So you want to be a surveyor?
The pipe vs stone from the old RPLS site was an original GLO monument established during the original township survey and still remains as the C 1/4 monument and carries as much weight as any of the exterior section monuments. All the sections in the township had the C 1/4 monument established during the subdivision of the township. The pipe may be accepted as the property corners, but not the C 1/4.
I say hold the accepted corner (the pipe?) and reference the found stone. As we all know - the original corner may not be true corner. But all parties are aware of the pipe and (may) have accepted its position as the true corner.
Ah heck...Smack the hornets nest and let them figure it out in court. 😉
So you want to be a surveyor?
> The pipe vs stone from the old RPLS site was an original GLO monument established during the original township survey and still remains as the C 1/4 monument and carries as much weight as any of the exterior section monuments. All the sections in the township had the C 1/4 monument established during the subdivision of the township. The pipe may be accepted as the property corners, but not the C 1/4.
That's the way I remembered it too; except that I remember Deral explaining it to all the affected land owners and they agreed to move the fences over the 12' at the C 1/4 and move the rest of the fencing over to the new lines.
I have ALL that text saved somewhere; there were several threads and 100's of posts. I'll try to look it up later and confirm.
Dugger
This is what separates the surveyors from the measurers.
:good:
It's the right monument
The stone is the original true corner. I'm not accepting poor work. If A section had been subdivided off bad work, I may be forced to accept it. In my case they only screwed up 1/4 section, and senior owners didn't give up their fences. I will stand with the stone.
Amazes me how many passed their exam, and screw up sections..
It's the right monument
Won't it get awfully cold standing out there all night?
> Amazes me how many passed their exam, and screw up sections..

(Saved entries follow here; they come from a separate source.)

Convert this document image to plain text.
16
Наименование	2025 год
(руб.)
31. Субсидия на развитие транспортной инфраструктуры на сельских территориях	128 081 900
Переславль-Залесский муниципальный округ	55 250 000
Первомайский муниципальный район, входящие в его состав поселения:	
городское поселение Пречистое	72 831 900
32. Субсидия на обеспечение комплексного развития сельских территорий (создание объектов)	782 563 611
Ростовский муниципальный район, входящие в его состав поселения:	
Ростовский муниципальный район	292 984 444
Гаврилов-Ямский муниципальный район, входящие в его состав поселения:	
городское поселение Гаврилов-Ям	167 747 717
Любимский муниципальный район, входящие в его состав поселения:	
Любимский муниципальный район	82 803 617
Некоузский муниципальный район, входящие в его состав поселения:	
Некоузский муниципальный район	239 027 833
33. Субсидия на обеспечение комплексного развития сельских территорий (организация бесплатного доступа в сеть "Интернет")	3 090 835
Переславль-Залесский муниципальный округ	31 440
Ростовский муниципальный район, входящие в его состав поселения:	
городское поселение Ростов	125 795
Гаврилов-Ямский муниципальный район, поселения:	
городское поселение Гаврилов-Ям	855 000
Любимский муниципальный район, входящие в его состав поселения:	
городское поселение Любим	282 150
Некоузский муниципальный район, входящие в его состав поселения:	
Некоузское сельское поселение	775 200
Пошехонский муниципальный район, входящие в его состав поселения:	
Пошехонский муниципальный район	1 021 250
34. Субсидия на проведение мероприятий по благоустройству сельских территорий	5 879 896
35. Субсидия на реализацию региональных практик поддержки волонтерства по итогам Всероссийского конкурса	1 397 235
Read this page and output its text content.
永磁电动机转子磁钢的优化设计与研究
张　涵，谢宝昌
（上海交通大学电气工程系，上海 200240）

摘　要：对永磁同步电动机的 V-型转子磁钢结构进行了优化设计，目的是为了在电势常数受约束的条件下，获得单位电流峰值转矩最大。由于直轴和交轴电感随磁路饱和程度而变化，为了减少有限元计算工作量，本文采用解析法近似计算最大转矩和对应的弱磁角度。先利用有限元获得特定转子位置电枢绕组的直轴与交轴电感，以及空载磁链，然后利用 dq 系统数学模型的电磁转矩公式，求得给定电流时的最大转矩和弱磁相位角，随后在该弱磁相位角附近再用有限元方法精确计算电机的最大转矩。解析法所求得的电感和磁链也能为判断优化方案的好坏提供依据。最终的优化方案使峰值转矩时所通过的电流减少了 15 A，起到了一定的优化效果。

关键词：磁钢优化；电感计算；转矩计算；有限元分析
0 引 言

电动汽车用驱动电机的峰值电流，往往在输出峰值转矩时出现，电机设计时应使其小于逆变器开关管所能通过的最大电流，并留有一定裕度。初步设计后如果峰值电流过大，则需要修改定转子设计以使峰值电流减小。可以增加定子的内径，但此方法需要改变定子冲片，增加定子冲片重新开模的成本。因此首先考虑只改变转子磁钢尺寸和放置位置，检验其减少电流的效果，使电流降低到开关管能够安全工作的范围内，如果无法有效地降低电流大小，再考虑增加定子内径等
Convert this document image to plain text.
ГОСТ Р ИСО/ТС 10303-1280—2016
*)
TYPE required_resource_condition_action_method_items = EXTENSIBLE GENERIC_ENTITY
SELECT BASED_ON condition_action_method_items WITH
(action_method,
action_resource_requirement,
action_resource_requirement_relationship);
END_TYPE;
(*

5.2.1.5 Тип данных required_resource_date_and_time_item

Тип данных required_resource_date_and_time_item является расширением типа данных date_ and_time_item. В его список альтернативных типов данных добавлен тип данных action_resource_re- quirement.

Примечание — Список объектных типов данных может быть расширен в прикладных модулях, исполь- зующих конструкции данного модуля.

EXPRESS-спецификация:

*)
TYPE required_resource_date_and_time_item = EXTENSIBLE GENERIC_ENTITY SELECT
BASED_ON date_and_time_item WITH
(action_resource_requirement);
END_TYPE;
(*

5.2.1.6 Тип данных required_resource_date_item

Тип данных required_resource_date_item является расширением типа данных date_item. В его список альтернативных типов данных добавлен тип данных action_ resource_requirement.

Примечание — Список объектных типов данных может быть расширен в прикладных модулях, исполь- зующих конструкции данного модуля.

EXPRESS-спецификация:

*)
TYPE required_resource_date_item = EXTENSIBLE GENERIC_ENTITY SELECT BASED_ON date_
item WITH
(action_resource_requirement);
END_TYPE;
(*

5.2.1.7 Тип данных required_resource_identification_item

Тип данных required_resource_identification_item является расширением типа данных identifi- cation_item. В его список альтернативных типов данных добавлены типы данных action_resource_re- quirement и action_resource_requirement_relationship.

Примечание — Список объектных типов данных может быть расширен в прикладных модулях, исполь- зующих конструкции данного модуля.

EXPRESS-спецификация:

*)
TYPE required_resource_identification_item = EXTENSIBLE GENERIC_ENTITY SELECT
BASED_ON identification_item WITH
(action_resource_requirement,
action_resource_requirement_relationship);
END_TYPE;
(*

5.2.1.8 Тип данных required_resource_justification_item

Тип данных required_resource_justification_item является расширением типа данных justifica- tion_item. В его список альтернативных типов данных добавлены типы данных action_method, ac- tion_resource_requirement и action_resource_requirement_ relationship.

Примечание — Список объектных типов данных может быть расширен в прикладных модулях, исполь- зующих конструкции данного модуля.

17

I believe this is usually due to a lack of education, both in the classroom and in the field (mentoring). Far too often I've seen situations where surveyors are assuming that all original evidence is lost if they don't trip over it within a few minutes of looking within a few feet of the mathematically calculated position.
In this case, apparently the long held occupation lines within the section were all but standing up a screaming "Hey look at me, I can show you where the corner is!!!", but they were ignored and overruled by mathematics, expediency, and carelessness.
In the classroom, the mathematics and methods of proportioning are taught, stressed, and tested, ad nauseum, (also in CE seminars), until one can understand why too many surveyors focus on the methods of last resort first.
There are old, experienced, long in the years, really good surveyors, some who worked their whole lives for the GLO/BLM doing resurveys that missed stones. It happens.
In fact, if you do it long enough it will probably happen to anyone. I looked for one this fall, a north 1/4, was sure it was there, found both section corners, no real vegetation to hide the thing, found some broken stone rubble but nothing to hang my hat on, is it there, maybe, but I sure didn't find the thing. Will someone else years from now find it? Possible, but I don't think so......still.